Submitted to: HortScience
Publication Type: Peer Reviewed Journal
Publication Acceptance Date: 3/22/1995
Publication Date: N/A
Interpretive Summary: Mummy berry is a fungus disease occurring in most of the major blueberry production areas of the United States and Canada. Present control measures include environmentally sound cultural practices and the use of fungicides. Mummy berry resistant blueberry cultivars would make it possible to reduce or eliminate the use of fungicides to control this disease. In this study we evaluated over 50 highbush blueberry cultivars for resistance to the mummy berry fungus. It was found that 'Jersey', 'Elliott', 'Bluejay', 'Duke', 'Stanley', 'Darrow', 'Meader', and 'Angola' were resistant to the blight phase of mummy berry. These cultivars can be used as parents in a breeding program to develop new mummy berry resistant cultivars. The methods used to screen existing cultivars for the mummy berry disease will also be useful in screening new progeny and studying mummy berry resistance.

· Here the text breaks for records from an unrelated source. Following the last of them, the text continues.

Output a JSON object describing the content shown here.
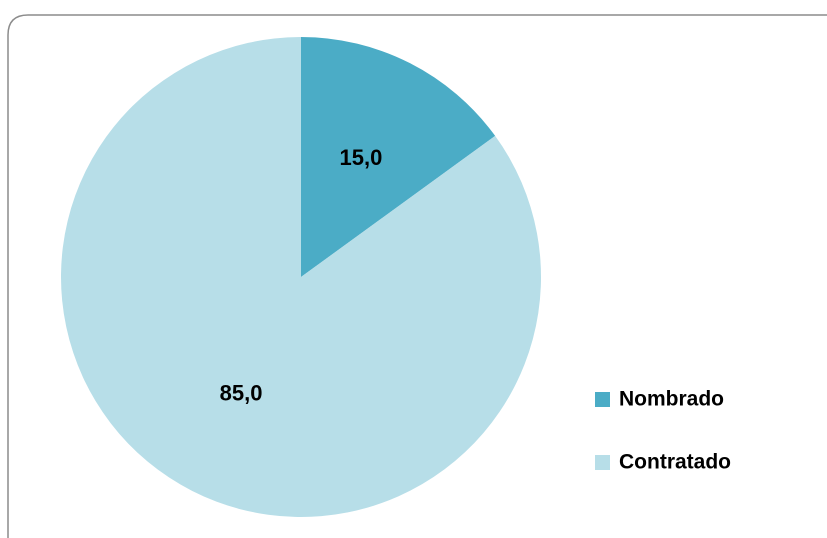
{
  "chart_data": {
    "type": "pie",
    "categories": [
      "Nombrado",
      "Contratado"
    ],
    "values": [
      15.0,
      85.0
    ],
    "value_labels": [
      "15,0",
      "85,0"
    ],
    "colors": [
      "#4bacc6",
      "#b7dee8"
    ],
    "legend": "right"
  }
}
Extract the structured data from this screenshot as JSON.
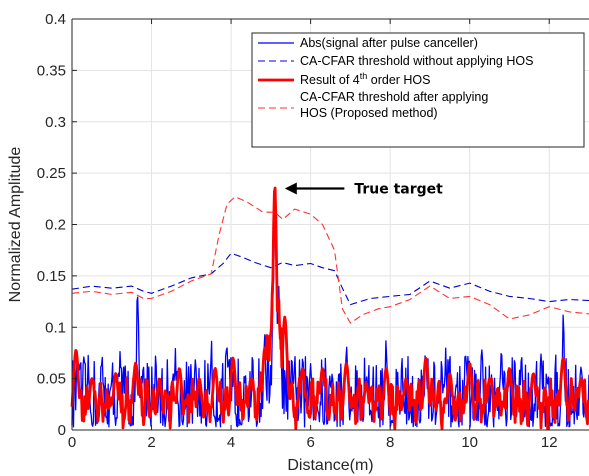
{
  "chart_data": {
    "type": "line",
    "xlabel": "Distance(m)",
    "ylabel": "Normalized Amplitude",
    "xlim": [
      0,
      13
    ],
    "ylim": [
      0,
      0.4
    ],
    "xticks": [
      0,
      2,
      4,
      6,
      8,
      10,
      12
    ],
    "yticks": [
      0,
      0.05,
      0.1,
      0.15,
      0.2,
      0.25,
      0.3,
      0.35,
      0.4
    ],
    "grid": true,
    "legend_position": "top-right",
    "legend": {
      "entries": [
        {
          "series": 0,
          "lines": [
            "Abs(signal after pulse canceller)"
          ]
        },
        {
          "series": 1,
          "lines": [
            "CA-CFAR threshold without applying HOS"
          ]
        },
        {
          "series": 2,
          "lines": [
            "Result of 4",
            "th",
            " order HOS"
          ],
          "superscript": true
        },
        {
          "series": 3,
          "lines": [
            "CA-CFAR threshold after applying",
            "HOS (Proposed method)"
          ]
        }
      ]
    },
    "annotation": {
      "text": "True target",
      "x": 5.15,
      "y": 0.237,
      "text_x": 7.1
    },
    "series": [
      {
        "name": "Abs(signal after pulse canceller)",
        "color": "#0000ff",
        "style": "solid",
        "width": 1.3,
        "noise": true,
        "peaks": [
          [
            0.15,
            0.107
          ],
          [
            0.4,
            0.07
          ],
          [
            0.75,
            0.075
          ],
          [
            1.2,
            0.09
          ],
          [
            1.65,
            0.143
          ],
          [
            2.1,
            0.075
          ],
          [
            2.6,
            0.09
          ],
          [
            3.1,
            0.075
          ],
          [
            3.5,
            0.095
          ],
          [
            3.9,
            0.1
          ],
          [
            4.35,
            0.075
          ],
          [
            4.55,
            0.06
          ],
          [
            4.85,
            0.1
          ],
          [
            5.1,
            0.245
          ],
          [
            5.2,
            0.185
          ],
          [
            5.6,
            0.08
          ],
          [
            6.0,
            0.09
          ],
          [
            6.5,
            0.07
          ],
          [
            6.9,
            0.095
          ],
          [
            7.4,
            0.06
          ],
          [
            7.9,
            0.095
          ],
          [
            8.3,
            0.07
          ],
          [
            8.9,
            0.1
          ],
          [
            9.4,
            0.08
          ],
          [
            9.9,
            0.085
          ],
          [
            10.3,
            0.08
          ],
          [
            10.8,
            0.085
          ],
          [
            11.3,
            0.075
          ],
          [
            11.8,
            0.085
          ],
          [
            12.35,
            0.125
          ],
          [
            12.8,
            0.072
          ]
        ]
      },
      {
        "name": "CA-CFAR threshold without applying HOS",
        "color": "#0000cc",
        "style": "dash",
        "width": 1.1,
        "x": [
          0,
          0.5,
          1.0,
          1.5,
          1.8,
          2.0,
          2.5,
          3.0,
          3.5,
          3.8,
          4.0,
          4.3,
          4.6,
          5.0,
          5.3,
          5.6,
          6.0,
          6.3,
          6.6,
          6.8,
          7.0,
          7.5,
          8.0,
          8.5,
          9.0,
          9.5,
          10.0,
          10.5,
          11.0,
          11.5,
          12.0,
          12.5,
          13.0
        ],
        "y": [
          0.137,
          0.14,
          0.138,
          0.14,
          0.135,
          0.133,
          0.14,
          0.148,
          0.152,
          0.162,
          0.172,
          0.168,
          0.163,
          0.158,
          0.163,
          0.16,
          0.162,
          0.158,
          0.155,
          0.138,
          0.122,
          0.128,
          0.13,
          0.132,
          0.145,
          0.138,
          0.143,
          0.135,
          0.13,
          0.128,
          0.125,
          0.127,
          0.126
        ]
      },
      {
        "name": "Result of 4th order HOS",
        "color": "#ff0000",
        "style": "solid",
        "width": 2.8,
        "noise": true,
        "peaks": [
          [
            0.1,
            0.078
          ],
          [
            0.5,
            0.05
          ],
          [
            1.1,
            0.055
          ],
          [
            1.6,
            0.065
          ],
          [
            2.2,
            0.05
          ],
          [
            2.7,
            0.06
          ],
          [
            3.2,
            0.05
          ],
          [
            3.6,
            0.06
          ],
          [
            4.05,
            0.07
          ],
          [
            4.5,
            0.05
          ],
          [
            4.85,
            0.08
          ],
          [
            5.1,
            0.238
          ],
          [
            5.35,
            0.11
          ],
          [
            5.8,
            0.06
          ],
          [
            6.3,
            0.06
          ],
          [
            6.9,
            0.065
          ],
          [
            7.4,
            0.045
          ],
          [
            7.9,
            0.06
          ],
          [
            8.4,
            0.05
          ],
          [
            8.9,
            0.07
          ],
          [
            9.5,
            0.055
          ],
          [
            10.0,
            0.065
          ],
          [
            10.5,
            0.05
          ],
          [
            11.0,
            0.06
          ],
          [
            11.6,
            0.055
          ],
          [
            12.35,
            0.07
          ],
          [
            12.8,
            0.05
          ]
        ]
      },
      {
        "name": "CA-CFAR threshold after applying HOS (Proposed method)",
        "color": "#ff3333",
        "style": "dash",
        "width": 1.1,
        "x": [
          0,
          0.5,
          1.0,
          1.5,
          1.8,
          2.0,
          2.5,
          3.0,
          3.5,
          3.7,
          3.9,
          4.1,
          4.4,
          4.8,
          5.1,
          5.3,
          5.6,
          6.0,
          6.3,
          6.6,
          6.8,
          7.0,
          7.3,
          7.7,
          8.0,
          8.5,
          9.0,
          9.5,
          10.0,
          10.5,
          11.0,
          11.5,
          12.0,
          12.5,
          13.0
        ],
        "y": [
          0.133,
          0.135,
          0.132,
          0.134,
          0.128,
          0.128,
          0.135,
          0.145,
          0.152,
          0.19,
          0.22,
          0.227,
          0.222,
          0.212,
          0.212,
          0.205,
          0.215,
          0.21,
          0.2,
          0.175,
          0.118,
          0.104,
          0.112,
          0.118,
          0.12,
          0.127,
          0.14,
          0.128,
          0.13,
          0.122,
          0.108,
          0.112,
          0.12,
          0.115,
          0.113
        ]
      }
    ]
  }
}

Technical Abstract: The resistance of 53 highbush blueberry (Vaccinium corymbosum L.) cultivars and selections to the blight phase of mummy berry disease (Monilinia vaccini corymbosi (Reade) Honey) was evaluted under controlled conditions. Blight levels observed in the 1993 test ranged from 1 to 78% and significant differences among cultivars were noted. In 1994, infection levels were lower and ranged from 0 to 43%, with significant differences again occurring. Several cultivars exhibited mummy berry blight resistance in both years. Ranking most resistant to less resistant were 'Jersey', 'Elliott', 'Bluejay', 'Duke', 'Stanley', 'Darrow', 'Meader', and 'Angola'. Among the cultivars observed as being consistently blight susceptible were 'Bluehaven', 'Bluegold', 'Northblue', 'Croatan', 'Northsky', 'Sierra', 'Harrison', and 'Murphy'. The consistent resistant reaction of certain cultivars indicates they would be the better r choice as parents for introducing resistance into a breeding program. Th evaluation methodology developed in these tests will also be very useful in screening germplasm for new sources of resistance and progeny from a mummy berry resistance breeding program.